R3-light

Neue Ricoh Caplio R30 ohne CCD-Shift und mit 5,7-fach-Zoom

2006-01-10 Etwas zoomschwächer und verwacklungsfreudiger, aber dafür um rund 100 EUR günstiger als die Ricoh Caplio R3 ist deren kleine Schwester Caplio R30, die heute offiziell von Ricoh vorgestellt wurde. Wer also auf ein bisschen Zoom und auf die Bildstabilisierung per CCD-Shift verzichten kann, findet in Form der Ricoh-Neuheit eine preisgünstigere Alternative zur Caplio R3, die sonst mit dem gleichen Funktions- und Ausstattungsumfang sowie mit den gleichen technischen Finessen aufwartet. Auch solchen wie die Zoom-Makro- oder die Entzerrungsfunktion.  (Yvan Boeres)

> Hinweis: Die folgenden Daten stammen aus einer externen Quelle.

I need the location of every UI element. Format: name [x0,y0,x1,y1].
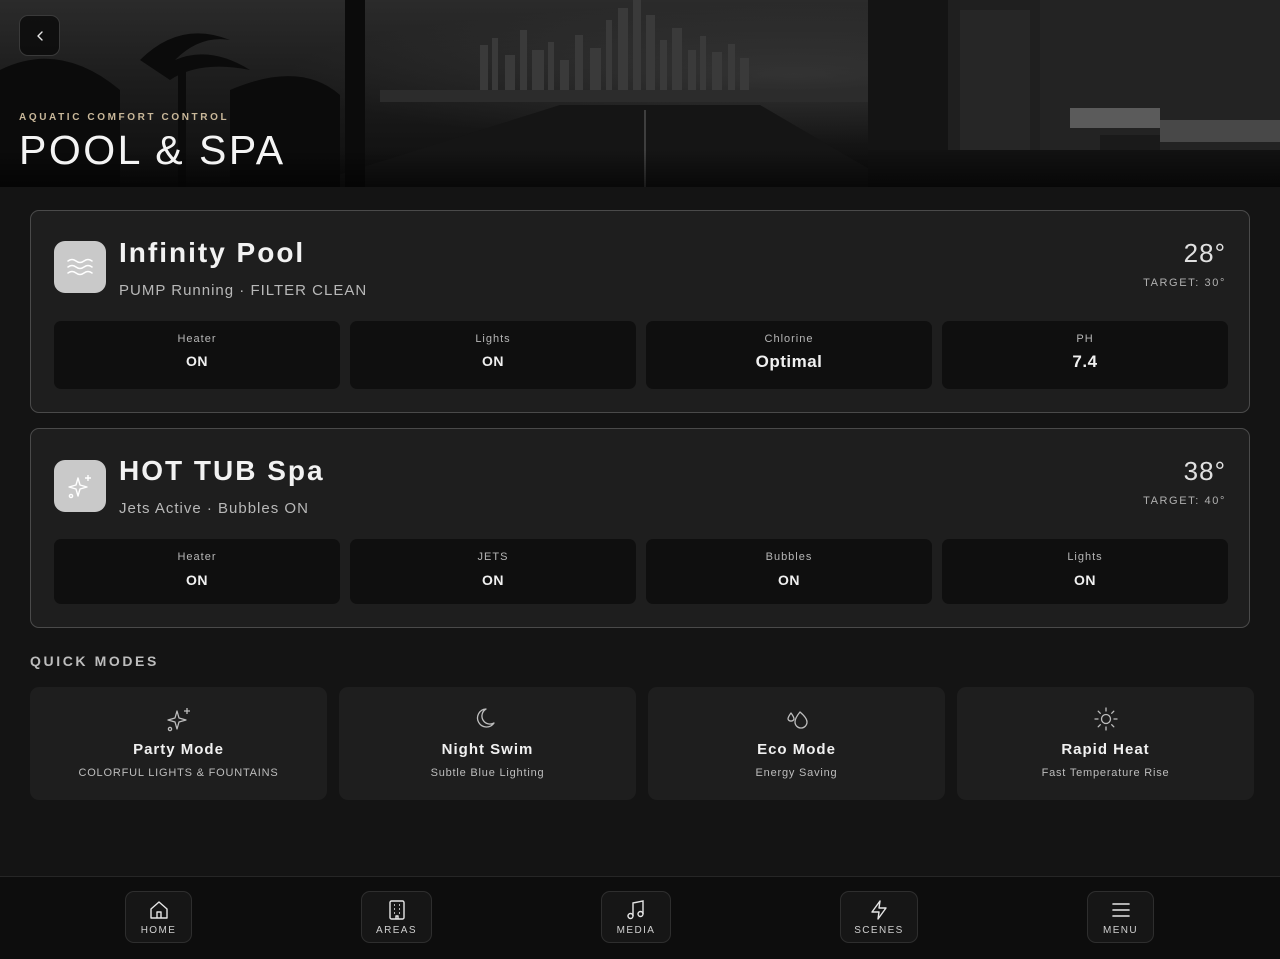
droplets-icon [786,711,808,729]
back-button[interactable] [19,15,60,56]
nav-home[interactable]: HOME [125,891,192,943]
stat-label: PH [1076,333,1094,345]
stat-label: Bubbles [765,551,813,563]
mode-name: Night Swim [441,741,534,758]
card-title: HOT TUB Spa [119,455,325,486]
party-mode-button[interactable]: Party Mode COLORFUL LIGHTS & FOUNTAINS [30,687,327,800]
jets-stat[interactable]: JETS ON [350,539,636,604]
sun-icon [1093,707,1118,731]
chevron-left-icon [36,30,43,41]
hot-tub-spa-card[interactable]: HOT TUB Spa Jets Active · Bubbles ON 38°… [30,428,1250,628]
night-swim-button[interactable]: Night Swim Subtle Blue Lighting [339,687,636,800]
waves-icon [54,241,106,293]
spa-stats: Heater ON JETS ON Bubbles ON Lights ON [54,539,1228,604]
nav-label: AREAS [376,924,417,936]
card-title: Infinity Pool [119,237,306,268]
hero-banner: AQUATIC COMFORT CONTROL POOL & SPA [0,0,1280,187]
stat-value: ON [186,572,208,588]
stat-label: Lights [475,333,511,345]
mode-name: Rapid Heat [1061,741,1150,758]
infinity-pool-card[interactable]: Infinity Pool PUMP Running · FILTER CLEA… [30,210,1250,413]
lights-stat[interactable]: Lights ON [350,321,636,389]
bolt-icon [871,899,887,920]
card-status: Jets Active · Bubbles ON [119,500,309,517]
sparkles-icon [54,460,106,512]
nav-areas[interactable]: AREAS [361,891,432,943]
stat-value: 7.4 [1072,352,1098,371]
menu-icon [1111,902,1130,917]
sparkles-icon [166,708,190,732]
heater-stat[interactable]: Heater ON [54,321,340,389]
card-status: PUMP Running · FILTER CLEAN [119,282,368,299]
bottom-navigation: HOME AREAS MEDIA SCENES MENU [0,876,1280,959]
mode-description: Fast Temperature Rise [1041,767,1170,779]
ph-stat[interactable]: PH 7.4 [942,321,1228,389]
quick-modes-heading: QUICK MODES [30,653,159,669]
stat-value: ON [482,572,504,588]
target-temperature: TARGET: 40° [1143,495,1226,507]
page-title: POOL & SPA [19,127,286,173]
stat-label: Lights [1067,551,1103,563]
stat-value: Optimal [755,352,823,371]
heater-stat[interactable]: Heater ON [54,539,340,604]
stat-value: ON [482,353,504,369]
home-icon [149,900,168,919]
nav-label: HOME [140,924,177,936]
rapid-heat-button[interactable]: Rapid Heat Fast Temperature Rise [957,687,1254,800]
bubbles-stat[interactable]: Bubbles ON [646,539,932,604]
mode-name: Eco Mode [757,741,836,758]
chlorine-stat[interactable]: Chlorine Optimal [646,321,932,389]
mode-name: Party Mode [133,741,224,758]
nav-label: MENU [1102,924,1139,936]
mode-description: Subtle Blue Lighting [430,767,545,779]
stat-label: JETS [477,551,509,563]
nav-label: MEDIA [616,924,656,936]
pool-stats: Heater ON Lights ON Chlorine Optimal PH … [54,321,1228,389]
stat-label: Heater [177,333,217,345]
stat-value: ON [1074,572,1096,588]
music-icon [627,899,644,919]
stat-value: ON [778,572,800,588]
mode-description: Energy Saving [755,767,838,779]
moon-icon [476,708,495,728]
current-temperature: 28° [1183,238,1226,268]
quick-modes-list: Party Mode COLORFUL LIGHTS & FOUNTAINS N… [30,687,1254,800]
nav-scenes[interactable]: SCENES [840,891,918,943]
building-icon [388,899,405,920]
stat-value: ON [186,353,208,369]
nav-menu[interactable]: MENU [1087,891,1154,943]
eco-mode-button[interactable]: Eco Mode Energy Saving [648,687,945,800]
stat-label: Chlorine [764,333,814,345]
nav-label: SCENES [854,924,904,936]
mode-description: COLORFUL LIGHTS & FOUNTAINS [78,767,279,779]
lights-stat[interactable]: Lights ON [942,539,1228,604]
stat-label: Heater [177,551,217,563]
current-temperature: 38° [1183,456,1226,486]
nav-media[interactable]: MEDIA [601,891,671,943]
target-temperature: TARGET: 30° [1143,277,1226,289]
page-subtitle: AQUATIC COMFORT CONTROL [19,112,230,123]
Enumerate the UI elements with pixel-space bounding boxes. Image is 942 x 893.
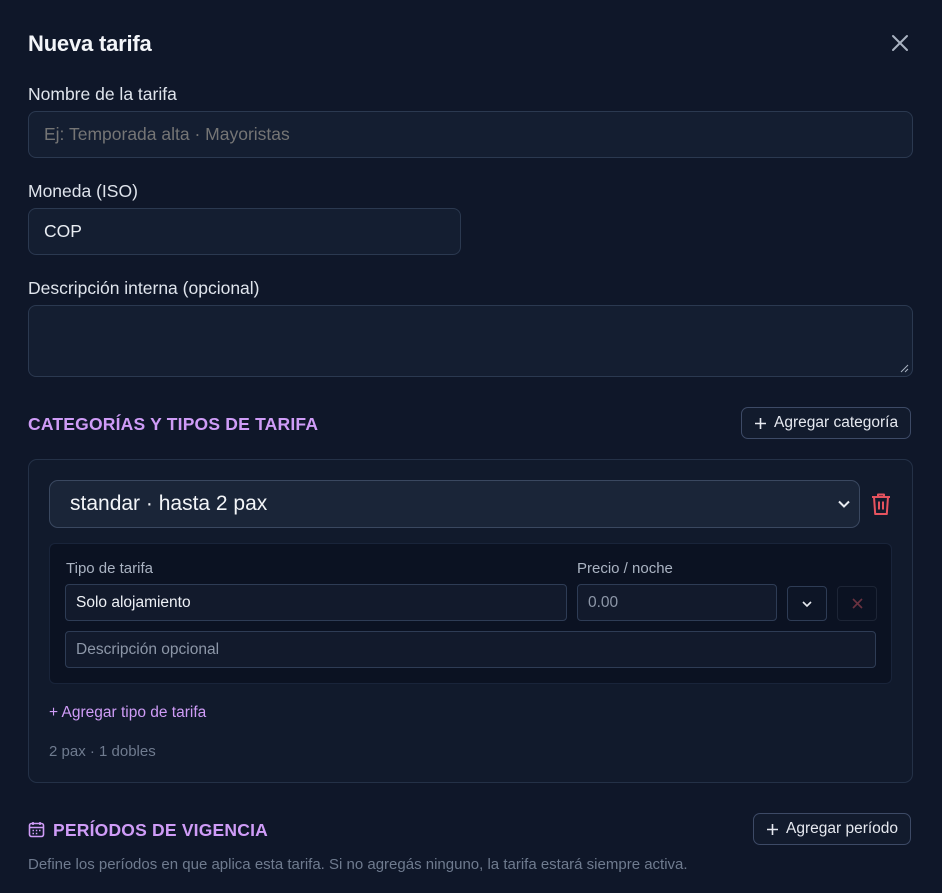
rate-description-input[interactable]: Descripción opcional (65, 631, 876, 668)
categories-section-title: CATEGORÍAS Y TIPOS DE TARIFA (28, 414, 319, 434)
name-label: Nombre de la tarifa (28, 84, 177, 104)
calendar-icon (28, 822, 45, 838)
currency-label: Moneda (ISO) (28, 181, 138, 201)
rate-type-label: Tipo de tarifa (66, 560, 153, 577)
price-label: Precio / noche (577, 560, 673, 577)
add-period-button[interactable]: Agregar período (753, 813, 912, 845)
add-category-label: Agregar categoría (774, 414, 899, 431)
periods-help-text: Define los períodos en que aplica esta t… (28, 856, 688, 873)
description-textarea[interactable] (28, 305, 913, 377)
close-icon[interactable] (888, 31, 912, 55)
category-select[interactable]: standar · hasta 2 pax (49, 480, 860, 528)
category-summary: 2 pax · 1 dobles (49, 743, 156, 760)
chevron-down-icon (838, 500, 850, 508)
chevron-down-icon (802, 600, 812, 607)
description-label: Descripción interna (opcional) (28, 278, 260, 298)
remove-rate-button[interactable] (837, 586, 877, 621)
add-period-label: Agregar período (786, 820, 899, 837)
periods-section-title: PERÍODOS DE VIGENCIA (53, 820, 269, 840)
plus-icon (767, 823, 778, 835)
add-rate-type-link[interactable]: + Agregar tipo de tarifa (49, 704, 206, 722)
currency-input[interactable]: COP (28, 208, 461, 255)
trash-icon[interactable] (870, 492, 892, 516)
category-select-value: standar · hasta 2 pax (70, 492, 268, 515)
plus-icon (755, 417, 766, 429)
new-rate-modal: Nueva tarifa Nombre de la tarifa Moneda … (0, 0, 942, 893)
expand-rate-button[interactable] (787, 586, 827, 621)
add-category-button[interactable]: Agregar categoría (741, 407, 912, 439)
rate-type-input[interactable]: Solo alojamiento (65, 584, 567, 621)
resize-handle-icon[interactable] (900, 364, 909, 373)
close-icon (851, 598, 863, 609)
name-input[interactable] (28, 111, 913, 158)
price-input[interactable]: 0.00 (577, 584, 777, 621)
modal-title: Nueva tarifa (28, 31, 152, 56)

Ricoh Caplio R30 [Foto: Ricoh Deutschland]Böse Zungen würden die neue Ricoh Caplio R30 auch als "abgespeckte" Version der Caplio R3 bezeichnen. Tatsache ist, dass sich beide Kameras sowohl äußerlich als auch von den "inneren Werten" her kaum voneinander unterscheiden. So sorgt außerdem ein ausgeklügeltes Schwenksystem dafür, dass Teile des optischen Systems beim Ausschalten der Kamera bzw. beim Einfahren des Objektivs aus dem Strahlengang herausgeschwenkt werden und die Kamera so sehr flach gehalten werden konnte. Sind die zwei beweglichen Linsengruppen in "Parkposition", beträgt die Gehäusetiefe nur 2,6 cm. Nur hat Ricoh in der Caplio R30 ein zoomschwächeres Objektiv eingebaut; durchfuhr die Caplio R3 noch einen Brennweitenbereich von umgerechnet 28 bis 200 Millimetern (7,1-facher Zoomfaktor), muss sich die jüngere Schwester mit einem Brennweitenbereich von 28 bis 160 Millimetern bzw. mit einem 5,7-fachen Zoomfaktor begnügen. Die Lichtstärke bleibt unverändert bei F3,3 bis F4,8, je nach eingestellter Brennweite.

Die Caplio R3 und R30 teilen sich auch den gleichen Bildwandler. Während der 1/2,5"-CCD mit einer Nettoauflösung von 5,13 MBytes aber bei der Caplio R3 zur Kompensierung von Verwacklungen bewegt werden konnte, ist er bei der neuen Caplio R30 fest angebracht. Ohne kameraseitigen "Verwacklungsschutz" ist das Risiko unscharfer Aufnahmen größer. Da ist man stärker auf eine ruhige Hand, früher auf ein Stativ und/oder eher auf höhere Empfindlichkeiten angewiesen. Zum Glück hat sich am Empfindlichkeitsstufen-Aufgebot nichts geändert, und man kann nach wie vor auf ISO-Stufen von 64 bis 800 (letzteres immer noch bei verringerter Auflösung) zurückgreifen.

Sonst haben die zwei Caplio-Modelle auch nur Gemeinsamkeiten. Dazu zählen u. a. die Zoom-Makro-Funktion, der Mehrpunkt-Autofokus mit Messfeldvorwahl und 1-cm-Nahgrenze im Makro-Modus, die Entzerrungsfunktion, die "Smooth Image Engine" (Ricoh-eigener Signalverarbeitungsprozessor), der 2,5"-Farb-LCD, der Lithiumionenakku, die schnellen Reaktionszeiten – und vieles mehr. Abgesehen von den Objektivdaten und der Beschreibung des CCD-Shift-Bildstabilisators treffen praktisch alle in der Beschreibung der Caplio R3 (siehe digitalkamera.de-Meldung vom 14.09.2005) gemachten Angaben auch auf die neue Caplio R30 zu. Detailunterschiede gibt es nur bei der Größe des eingebauten Speichers (28 statt 26 MByte), bei der Akkulaufzeit und bei einigen objektivbezogenen Daten (z. B. Nahgrenze im Tele-Bereich). Ergänzend oder alternativ zum R3-Artikel gibt es noch das ausführliche digitalkamera.de-Datenblatt zur neuen Caplio R30, das stichpunktartig alles Wissenswerte über Technik, Funktion und Ausstattung des jüngsten Ricoh-Modells enthält. Die Ricoh Caplio R30 kommt bereits gegen Ende dieses Monates zu einem offiziellen Listenpreis von rund 300 EUR in den Handel.